Part of the issue may be that my form fields are all unbounded. User inputs all the data, allowing me to do specific checks before committing the data. I then format an SQL INSERT statement.

Thats why I not seeing an way to attach or convert my text box to the DB memo field.

Any other ideas ? Thanks...

Bobby
 
You use a text box as said before. What is the issue? Do you need more than 64K characters?
 
Thanks ....

64K should be sufficient. The problem is saving the text box to the memo field in the db. Am getting conversion errors.
 
OK, that sounds like a completely different problem. Can you provide the code? What is the error?

example
Code:
Private Sub Command4_Click()
  Dim memTemp As String
  Dim strSql As String
  Me.TxtBoxMemo.SetFocus
  
  If Not IsNull(Me.TxtBoxMemo.Text) Then
    memTemp = Me.TxtBoxMemo.Text
    strSql = "Insert into tblData ( newMemo ) values('" & memTemp & "')"
    CurrentDb.Execute strSql
  End If
End Sub
 
You may also want to bind the form to a table.
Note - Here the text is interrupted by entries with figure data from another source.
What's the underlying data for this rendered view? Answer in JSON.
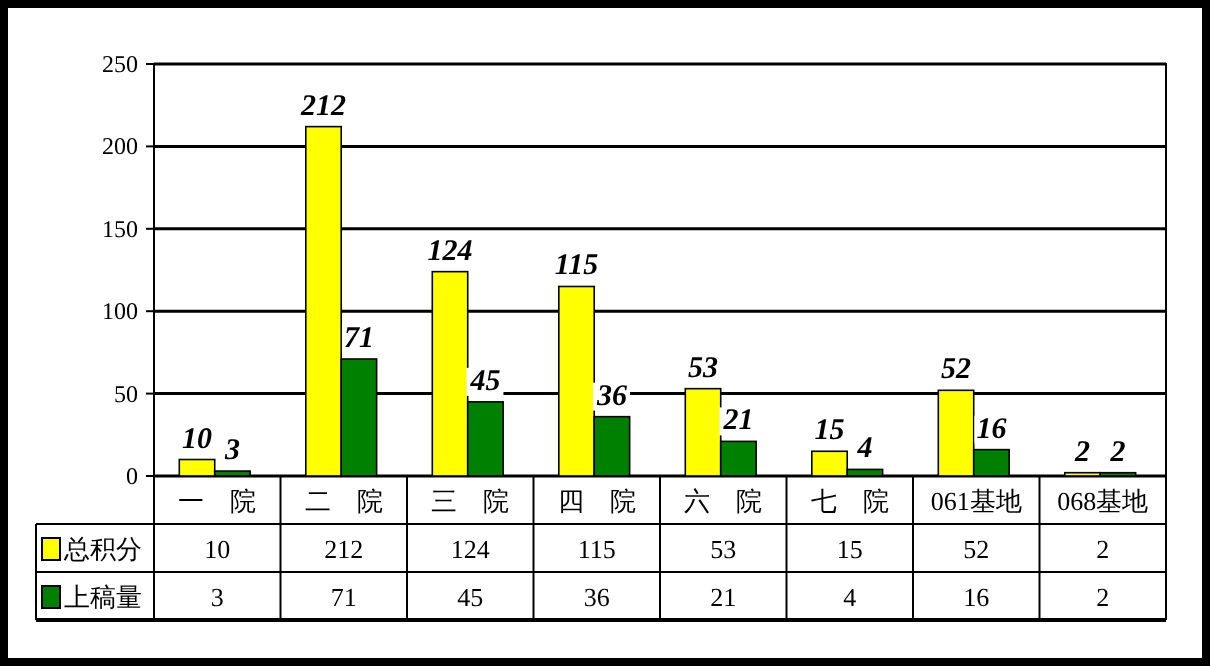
{
  "chart_data": {
    "type": "bar",
    "categories": [
      "一　院",
      "二　院",
      "三　院",
      "四　院",
      "六　院",
      "七　院",
      "061基地",
      "068基地"
    ],
    "series": [
      {
        "name": "总积分",
        "color": "#ffff00",
        "values": [
          10,
          212,
          124,
          115,
          53,
          15,
          52,
          2
        ],
        "value_labels": [
          "10",
          "212",
          "124",
          "115",
          "53",
          "15",
          "52",
          "2"
        ]
      },
      {
        "name": "上稿量",
        "color": "#008000",
        "values": [
          3,
          71,
          45,
          36,
          21,
          4,
          16,
          2
        ],
        "value_labels": [
          "3",
          "71",
          "45",
          "36",
          "21",
          "4",
          "16",
          "2"
        ]
      }
    ],
    "annotations": [
      {
        "text": "10",
        "x": "一　院",
        "y": 10
      },
      {
        "text": "212",
        "x": "二　院",
        "y": 212
      },
      {
        "text": "124",
        "x": "三　院",
        "y": 124
      },
      {
        "text": "115",
        "x": "四　院",
        "y": 115
      },
      {
        "text": "53",
        "x": "六　院",
        "y": 53
      },
      {
        "text": "15",
        "x": "七　院",
        "y": 15
      },
      {
        "text": "52",
        "x": "061基地",
        "y": 52
      },
      {
        "text": "2",
        "x": "068基地",
        "y": 2
      },
      {
        "text": "3",
        "x": "一　院",
        "y": 3
      },
      {
        "text": "71",
        "x": "二　院",
        "y": 71
      },
      {
        "text": "45",
        "x": "三　院",
        "y": 45
      },
      {
        "text": "36",
        "x": "四　院",
        "y": 36
      },
      {
        "text": "21",
        "x": "六　院",
        "y": 21
      },
      {
        "text": "4",
        "x": "七　院",
        "y": 4
      },
      {
        "text": "16",
        "x": "061基地",
        "y": 16
      },
      {
        "text": "2",
        "x": "068基地",
        "y": 2
      }
    ],
    "ylim": [
      0,
      250
    ],
    "yticks": [
      0,
      50,
      100,
      150,
      200,
      250
    ],
    "grid": "y",
    "legend": "bottom left"
  }
}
A temporary table that only holds one record. You can set the form to allow additions equal false. Then when you do your insert query delete the record. This will make building a stored query very easy and it would be simply

currentDb.execute "someStoredQuery"
You may have to set the forms dirty property to false prior to running.
 
User inputs all the data, allowing me to do specific checks before committing the data.
Better still, why not simply use a bound form? The belief that unbound forms are necessary in order to do data validation before "committing" data is simply not true!

Any "checks" you need to do before saving the data can be done in the Form_BeforeUpdate event of a bound form!

A big part of the reason to use Access for database development is the speed with which it can be created, using bound forms. Several developers I know, experienced in Visual Basic database development and Access development, estimate that development using unbound forms by experienced developers takes twice as long as it does when using Access and bound forms.

If you insist on using unbound forms, you'd be far better off using a straight VB or C++ front end with a SQL Server or Oracle back end.

You can create an EXE file which gives total protection to your code/design.

You can distribute the db to PCs without a copy of Access being on board.

Your data security is far, far better than anything you can do in Access.

The Missinglinq

Richmond, Virginia

There's ALWAYS more than one way to skin a cat!